Ursachen des Schienbeinkantensyndroms
Das schmerzhafte Schienbeinkantensyndrom gilt als Kinderkrankheit der Läufer, da insbesondere Laufanfänger betroffen sind, deren Lauftechnik noch nicht „rund“ ist oder die ihr Trainingspensum zu schnell steigern.

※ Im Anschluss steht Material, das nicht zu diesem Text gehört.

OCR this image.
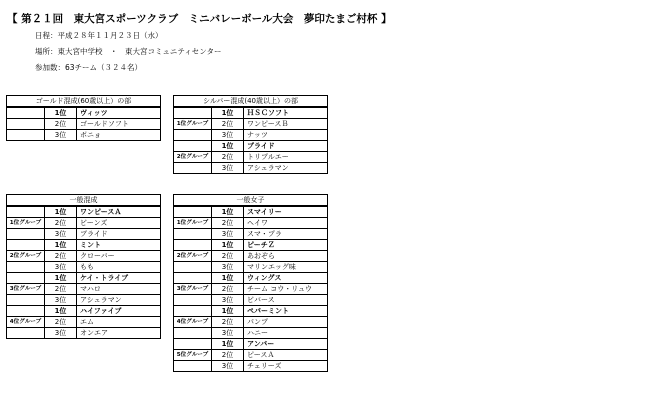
【 第２１回　東大宮スポーツクラブ　ミニバレーボール大会　夢印たまご村杯 】
日程：平成２８年１１月２３日（水）
場所：東大宮中学校　・　東大宮コミュニティセンター
参加数：63チーム（３２４名）
ゴールド混成(60歳以上）の部		
	1位	ヴィッツ
	2位	ゴールドソフト
	3位	ボニョ
シルバー混成(40歳以上）の部		
	1位	ＨＳＣソフト
1位グループ	2位	ワンピースＢ
	3位	ナッツ
	1位	ブライド
2位グループ	2位	トリプルエー
	3位	アシュラマン
一般混成		
	1位	ワンピースＡ
1位グループ	2位	ビーンズ
	3位	ブライド
	1位	ミント
2位グループ	2位	クローバー
	3位	もも
	1位	ケイ・トライブ
3位グループ	2位	マハロ
	3位	アシュラマン
	1位	ハイファイブ
4位グループ	2位	エム
	3位	オンエア
一般女子		
	1位	スマイリー
1位グループ	2位	ヘイワ
	3位	スマ・プラ
	1位	ピーチＺ
2位グループ	2位	あおぞら
	3位	マリンエッグ味
	1位	ウィングス
3位グループ	2位	チーム コウ・リュウ
	3位	ビバース
	1位	ペパーミント
4位グループ	2位	パンプ
	3位	ハニー
	1位	アンバー
5位グループ	2位	ピースＡ
	3位	チェリーズ
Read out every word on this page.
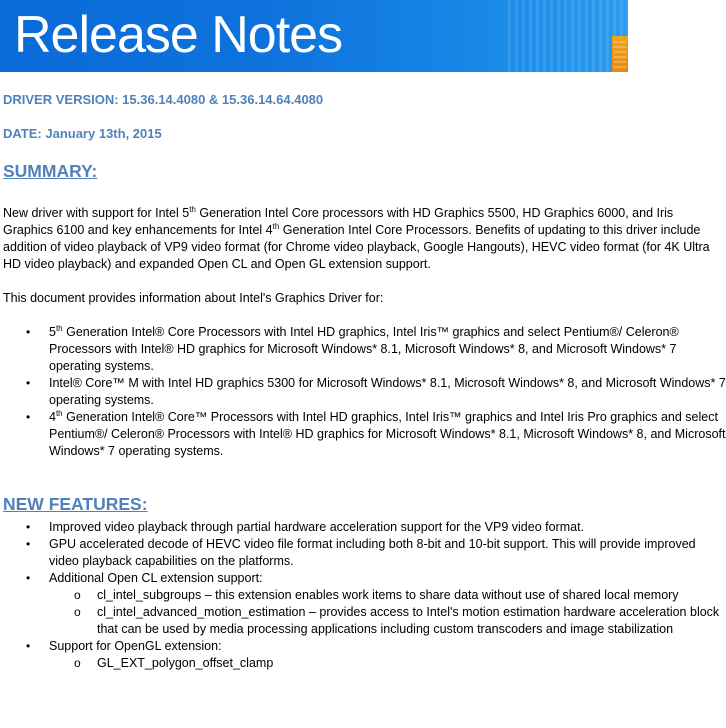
Release Notes
DRIVER VERSION: 15.36.14.4080 & 15.36.14.64.4080
DATE: January 13th, 2015
SUMMARY:
New driver with support for Intel 5th Generation Intel Core processors with HD Graphics 5500, HD Graphics 6000, and Iris Graphics 6100 and key enhancements for Intel 4th Generation Intel Core Processors. Benefits of updating to this driver include addition of video playback of VP9 video format (for Chrome video playback, Google Hangouts), HEVC video format (for 4K Ultra HD video playback) and expanded Open CL and Open GL extension support.
This document provides information about Intel's Graphics Driver for:
• 5th Generation Intel® Core Processors with Intel HD graphics, Intel Iris™ graphics and select Pentium®/ Celeron® Processors with Intel® HD graphics for Microsoft Windows* 8.1, Microsoft Windows* 8, and Microsoft Windows* 7 operating systems.
• Intel® Core™ M with Intel HD graphics 5300 for Microsoft Windows* 8.1, Microsoft Windows* 8, and Microsoft Windows* 7 operating systems.
• 4th Generation Intel® Core™ Processors with Intel HD graphics, Intel Iris™ graphics and Intel Iris Pro graphics and select Pentium®/ Celeron® Processors with Intel® HD graphics for Microsoft Windows* 8.1, Microsoft Windows* 8, and Microsoft Windows* 7 operating systems.
NEW FEATURES:
• Improved video playback through partial hardware acceleration support for the VP9 video format.
• GPU accelerated decode of HEVC video file format including both 8-bit and 10-bit support. This will provide improved video playback capabilities on the platforms.
• Additional Open CL extension support:
o cl_intel_subgroups – this extension enables work items to share data without use of shared local memory
o cl_intel_advanced_motion_estimation – provides access to Intel's motion estimation hardware acceleration block that can be used by media processing applications including custom transcoders and image stabilization
• Support for OpenGL extension:
o GL_EXT_polygon_offset_clamp
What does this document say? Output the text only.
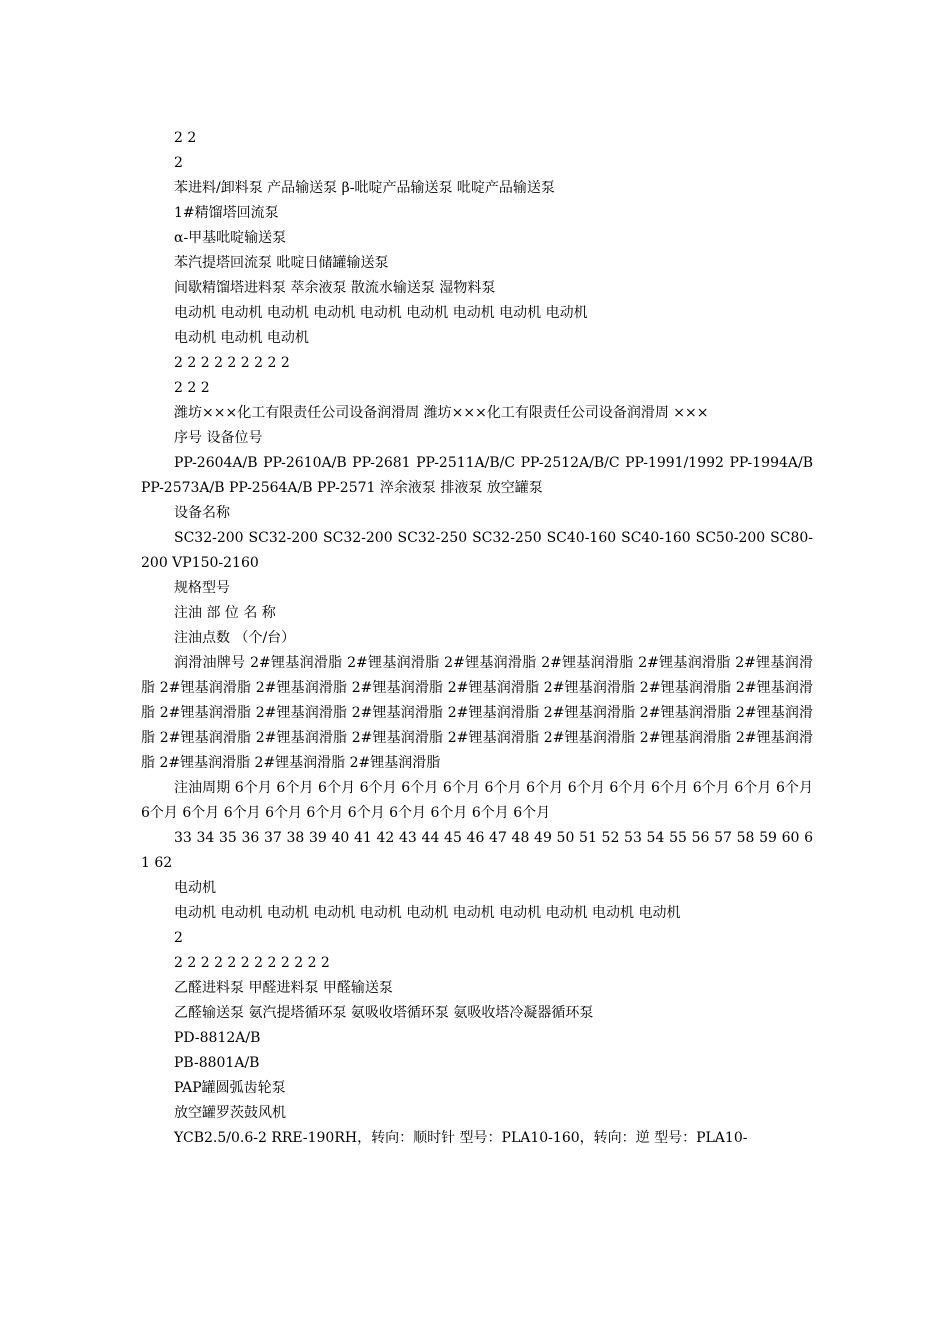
2 2
2
苯进料/卸料泵 产品输送泵 β-吡啶产品输送泵 吡啶产品输送泵
1#精馏塔回流泵
α-甲基吡啶输送泵
苯汽提塔回流泵 吡啶日储罐输送泵
间歇精馏塔进料泵 萃余液泵 散流水输送泵 湿物料泵
电动机 电动机 电动机 电动机 电动机 电动机 电动机 电动机 电动机
电动机 电动机 电动机
2 2 2 2 2 2 2 2 2
2 2 2
潍坊×××化工有限责任公司设备润滑周 潍坊×××化工有限责任公司设备润滑周 ×××
序号 设备位号
PP-2604A/B PP-2610A/B PP-2681 PP-2511A/B/C PP-2512A/B/C PP-1991/1992 PP-1994A/B PP-2573A/B PP-2564A/B PP-2571 淬余液泵 排液泵 放空罐泵
设备名称
SC32-200 SC32-200 SC32-200 SC32-250 SC32-250 SC40-160 SC40-160 SC50-200 SC80-200 VP150-2160
规格型号
注油 部 位 名 称
注油点数 （个/台）
润滑油牌号 2#锂基润滑脂 2#锂基润滑脂 2#锂基润滑脂 2#锂基润滑脂 2#锂基润滑脂 2#锂基润滑脂 2#锂基润滑脂 2#锂基润滑脂 2#锂基润滑脂 2#锂基润滑脂 2#锂基润滑脂 2#锂基润滑脂 2#锂基润滑脂 2#锂基润滑脂 2#锂基润滑脂 2#锂基润滑脂 2#锂基润滑脂 2#锂基润滑脂 2#锂基润滑脂 2#锂基润滑脂 2#锂基润滑脂 2#锂基润滑脂 2#锂基润滑脂 2#锂基润滑脂 2#锂基润滑脂 2#锂基润滑脂 2#锂基润滑脂 2#锂基润滑脂 2#锂基润滑脂 2#锂基润滑脂
注油周期 6个月 6个月 6个月 6个月 6个月 6个月 6个月 6个月 6个月 6个月 6个月 6个月 6个月 6个月 6个月 6个月 6个月 6个月 6个月 6个月 6个月 6个月 6个月 6个月
33 34 35 36 37 38 39 40 41 42 43 44 45 46 47 48 49 50 51 52 53 54 55 56 57 58 59 60 61 62
电动机
电动机 电动机 电动机 电动机 电动机 电动机 电动机 电动机 电动机 电动机 电动机
2
2 2 2 2 2 2 2 2 2 2 2 2
乙醛进料泵 甲醛进料泵 甲醛输送泵
乙醛输送泵 氨汽提塔循环泵 氨吸收塔循环泵 氨吸收塔冷凝器循环泵
PD-8812A/B
PB-8801A/B
PAP罐圆弧齿轮泵
放空罐罗茨鼓风机
YCB2.5/0.6-2 RRE-190RH，转向：顺时针 型号：PLA10-160，转向：逆 型号：PLA10-
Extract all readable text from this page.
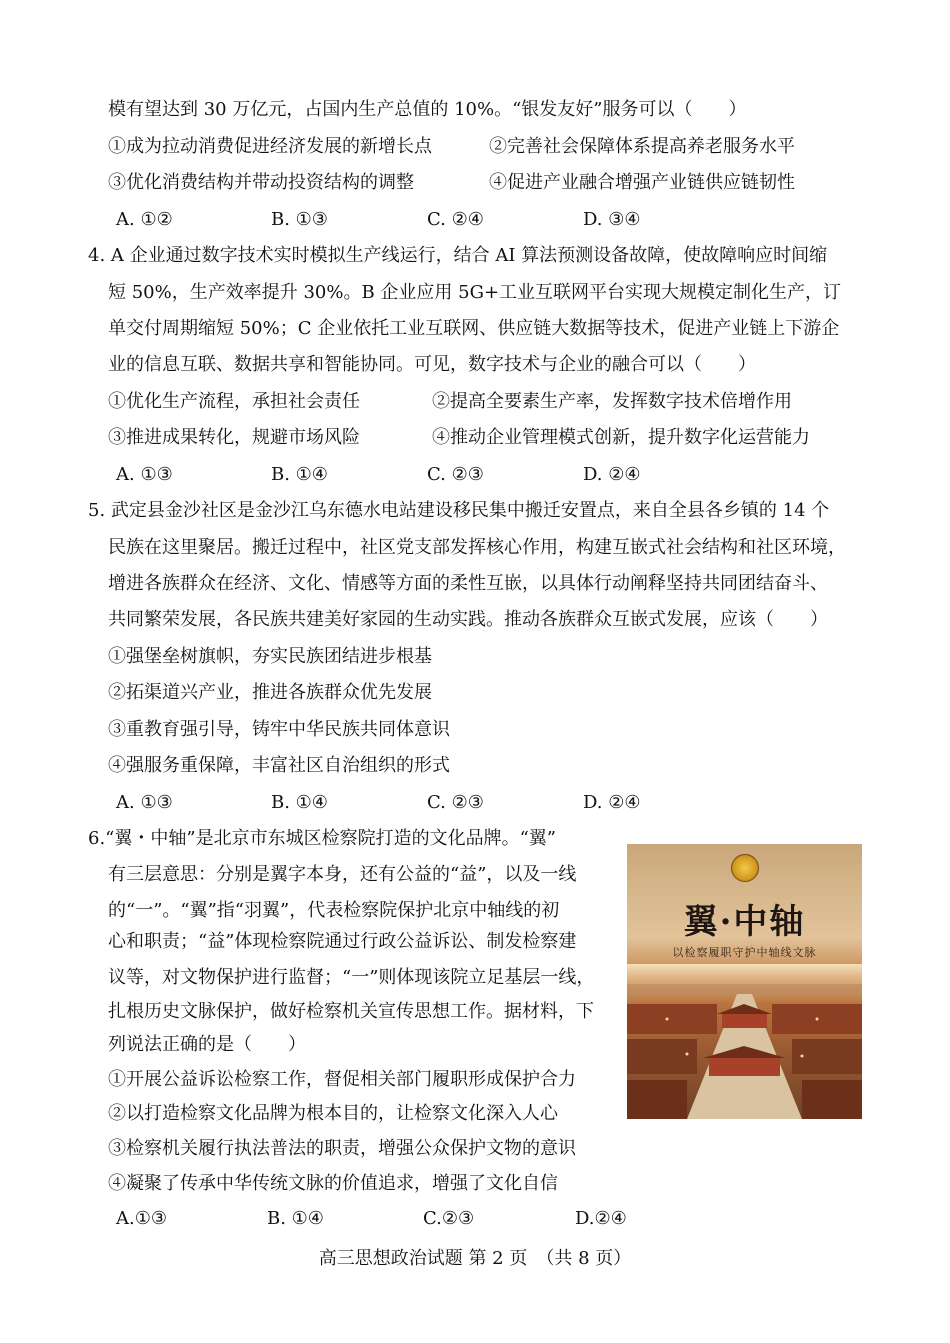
模有望达到 30 万亿元，占国内生产总值的 10%。“银发友好”服务可以（　　）
①成为拉动消费促进经济发展的新增长点	②完善社会保障体系提高养老服务水平
③优化消费结构并带动投资结构的调整	④促进产业融合增强产业链供应链韧性
A. ①②	B. ①③	C. ②④	D. ③④
4. A 企业通过数字技术实时模拟生产线运行，结合 AI 算法预测设备故障，使故障响应时间缩
短 50%，生产效率提升 30%。B 企业应用 5G+工业互联网平台实现大规模定制化生产，订
单交付周期缩短 50%；C 企业依托工业互联网、供应链大数据等技术，促进产业链上下游企
业的信息互联、数据共享和智能协同。可见，数字技术与企业的融合可以（　　）
①优化生产流程，承担社会责任	②提高全要素生产率，发挥数字技术倍增作用
③推进成果转化，规避市场风险	④推动企业管理模式创新，提升数字化运营能力
A. ①③	B. ①④	C. ②③	D. ②④
5. 武定县金沙社区是金沙江乌东德水电站建设移民集中搬迁安置点，来自全县各乡镇的 14 个
民族在这里聚居。搬迁过程中，社区党支部发挥核心作用，构建互嵌式社会结构和社区环境，
增进各族群众在经济、文化、情感等方面的柔性互嵌，以具体行动阐释坚持共同团结奋斗、
共同繁荣发展，各民族共建美好家园的生动实践。推动各族群众互嵌式发展，应该（　　）
①强堡垒树旗帜，夯实民族团结进步根基
②拓渠道兴产业，推进各族群众优先发展
③重教育强引导，铸牢中华民族共同体意识
④强服务重保障，丰富社区自治组织的形式
A. ①③	B. ①④	C. ②③	D. ②④
6.“翼・中轴”是北京市东城区检察院打造的文化品牌。“翼”
有三层意思：分别是翼字本身，还有公益的“益”，以及一线
的“一”。“翼”指“羽翼”，代表检察院保护北京中轴线的初
心和职责；“益”体现检察院通过行政公益诉讼、制发检察建
议等，对文物保护进行监督；“一”则体现该院立足基层一线，
扎根历史文脉保护，做好检察机关宣传思想工作。据材料，下
列说法正确的是（　　）
①开展公益诉讼检察工作，督促相关部门履职形成保护合力
②以打造检察文化品牌为根本目的，让检察文化深入人心
③检察机关履行执法普法的职责，增强公众保护文物的意识
④凝聚了传承中华传统文脉的价值追求，增强了文化自信
A.①③	B. ①④	C.②③	D.②④
翼·中轴
以检察履职守护中轴线文脉
高三思想政治试题 第 2 页　（共 8 页）
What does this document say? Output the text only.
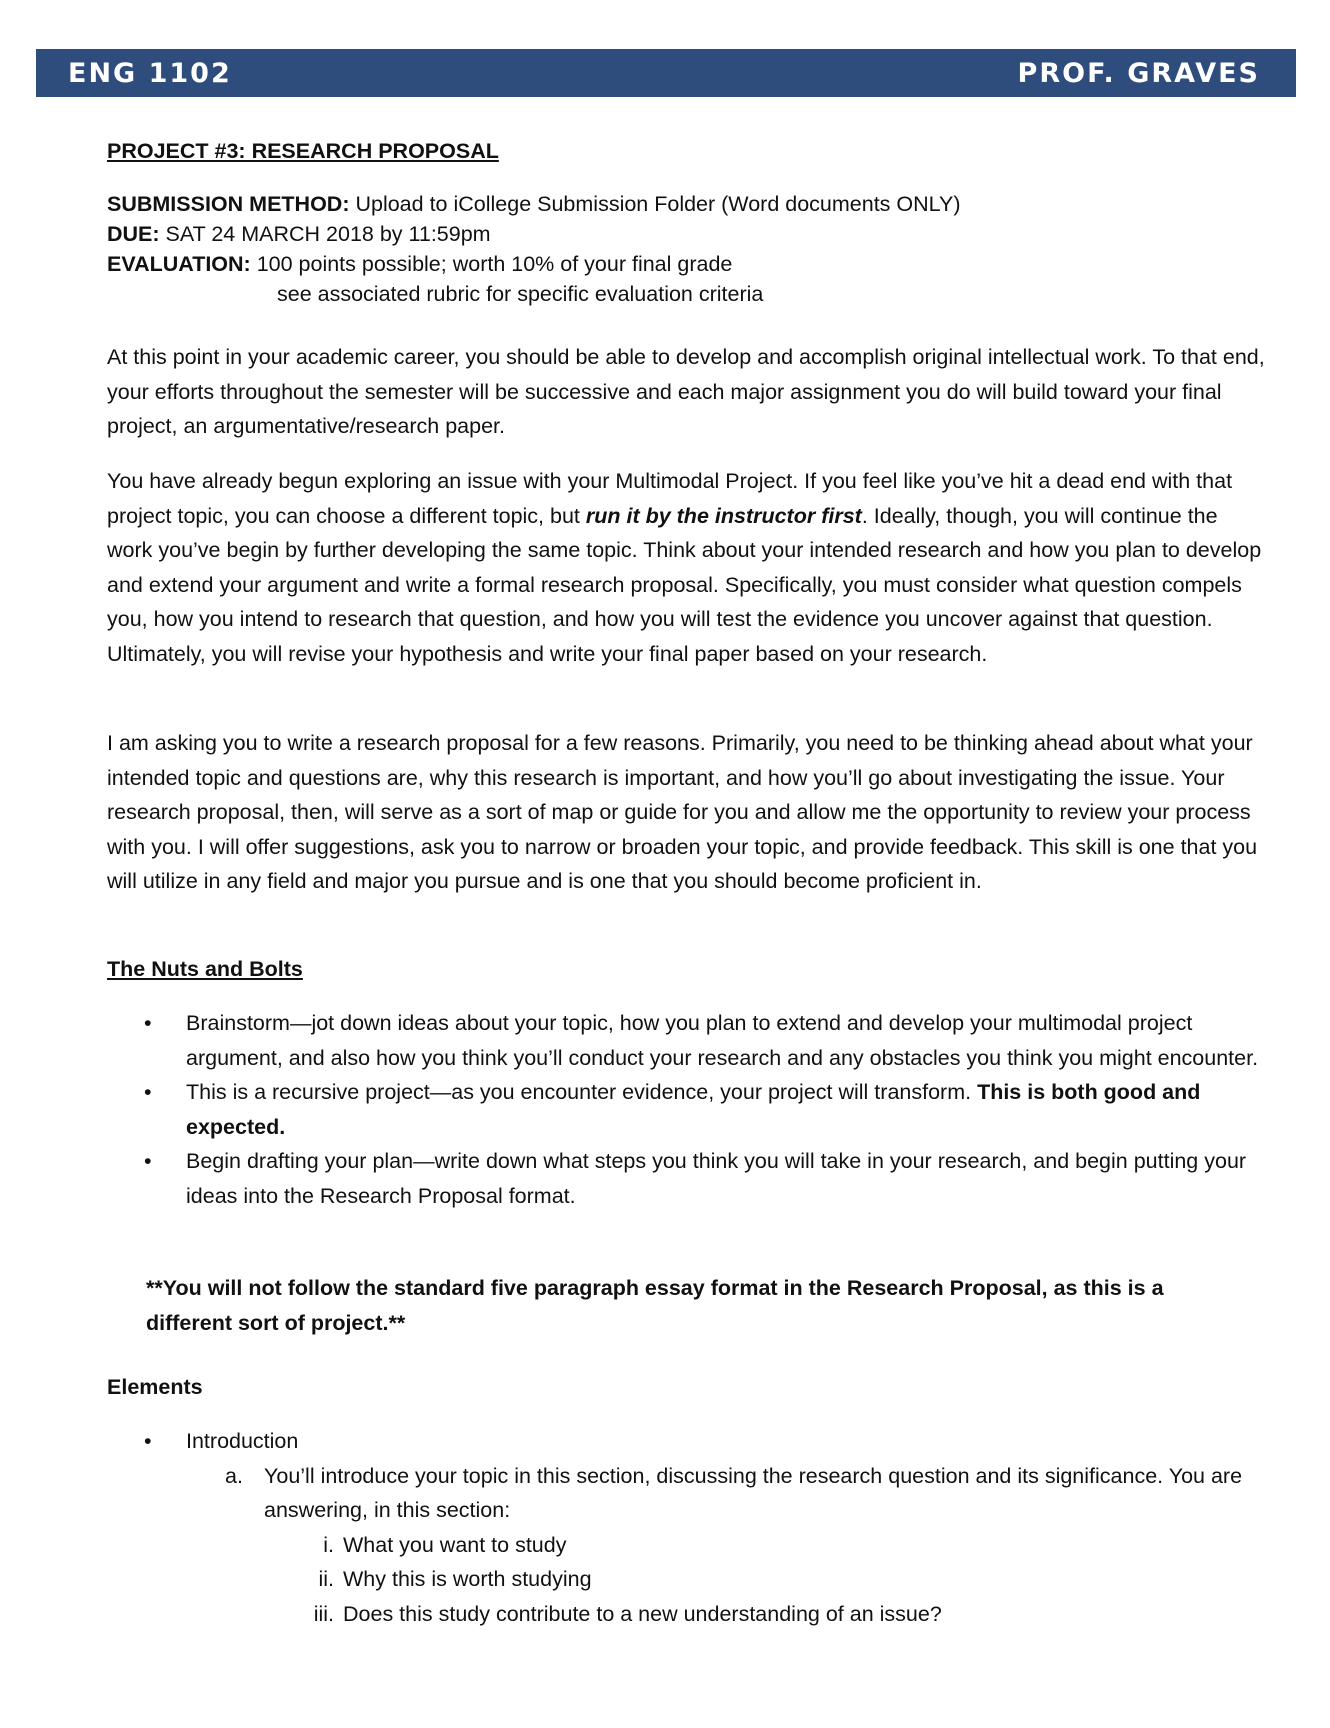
ENG 1102	PROF. GRAVES
PROJECT #3: RESEARCH PROPOSAL
SUBMISSION METHOD: Upload to iCollege Submission Folder (Word documents ONLY)
DUE: SAT 24 MARCH 2018 by 11:59pm
EVALUATION: 100 points possible; worth 10% of your final grade
see associated rubric for specific evaluation criteria

At this point in your academic career, you should be able to develop and accomplish original intellectual work. To that end, your efforts throughout the semester will be successive and each major assignment you do will build toward your final project, an argumentative/research paper.

You have already begun exploring an issue with your Multimodal Project. If you feel like you’ve hit a dead end with that project topic, you can choose a different topic, but run it by the instructor first. Ideally, though, you will continue the work you’ve begin by further developing the same topic. Think about your intended research and how you plan to develop and extend your argument and write a formal research proposal. Specifically, you must consider what question compels you, how you intend to research that question, and how you will test the evidence you uncover against that question. Ultimately, you will revise your hypothesis and write your final paper based on your research.

I am asking you to write a research proposal for a few reasons. Primarily, you need to be thinking ahead about what your intended topic and questions are, why this research is important, and how you’ll go about investigating the issue. Your research proposal, then, will serve as a sort of map or guide for you and allow me the opportunity to review your process with you. I will offer suggestions, ask you to narrow or broaden your topic, and provide feedback. This skill is one that you will utilize in any field and major you pursue and is one that you should become proficient in.

The Nuts and Bolts
• Brainstorm—jot down ideas about your topic, how you plan to extend and develop your multimodal project argument, and also how you think you’ll conduct your research and any obstacles you think you might encounter.
• This is a recursive project—as you encounter evidence, your project will transform. This is both good and expected.
• Begin drafting your plan—write down what steps you think you will take in your research, and begin putting your ideas into the Research Proposal format.
**You will not follow the standard five paragraph essay format in the Research Proposal, as this is a different sort of project.**
Elements
• Introduction
a. You’ll introduce your topic in this section, discussing the research question and its significance. You are answering, in this section:
i. What you want to study
ii. Why this is worth studying
iii. Does this study contribute to a new understanding of an issue?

In der Sportmedizin wird der Begriff Schienbeinkantensyndrom für eine Krankheit mit zwei unterschiedlichen Ursachen verwendet:
- Eine Überbeanspruchung der Beinmuskulatur
- Eine Entzündung oder Verletzung der Beinmuskulatur
Überbeanspruchung
Die Überbeanspruchung trifft nicht nur Läufer, auch wer Squash, Fußball, Tennis oder Basketball spielt, ist häufig betroffen. Ursache ist bei untrainierten Sportlern die Belastung durch schnelle Richtungswechsel, bei trainierten sind es hingegen neue Schuhe, drastische Zunahme der Trainingsumfänge oder Gewichtszunahme. Die charakteristischen Schmerzen treten meist schon am Folgetag des Trainingsimpulses auf und werden durch weitere Trainingsversuche intensiviert. Durch Ruhe und Behandlung sind Überlastungsprobleme schnell zu beheben.
Entzündung
Zu einer Entzündung im kommt es primär durch „falsches“, hartes Auftreten beim Fersenlauf (ggf. in Kombination mit gering gedämpften Schuhen). Durch die resultierende, schnelle Abrollbewegung müssen die Muskeln im Schienbeinbereich das Körpergewicht komplett auffangen, werden intensiv belastet und gereizt. Durch zahlreiche Wiederholungen leiden die Sehnenansätze der Muskeln, die am Schienbein ansetzen; es kommt zur Knochenhautentzündungen. Davon betroffen sind primär der hintere Schienbeinmuskel (Musculus Tibialis posterior) und der Schollenmuskel (Musculus Soleus). Versagt der Musculus Tibialis posterior durch Überbeanspruchung, kann es zu einer Plattfußbildung und in besonders schweren Fällen zu einer Fraktur kommen.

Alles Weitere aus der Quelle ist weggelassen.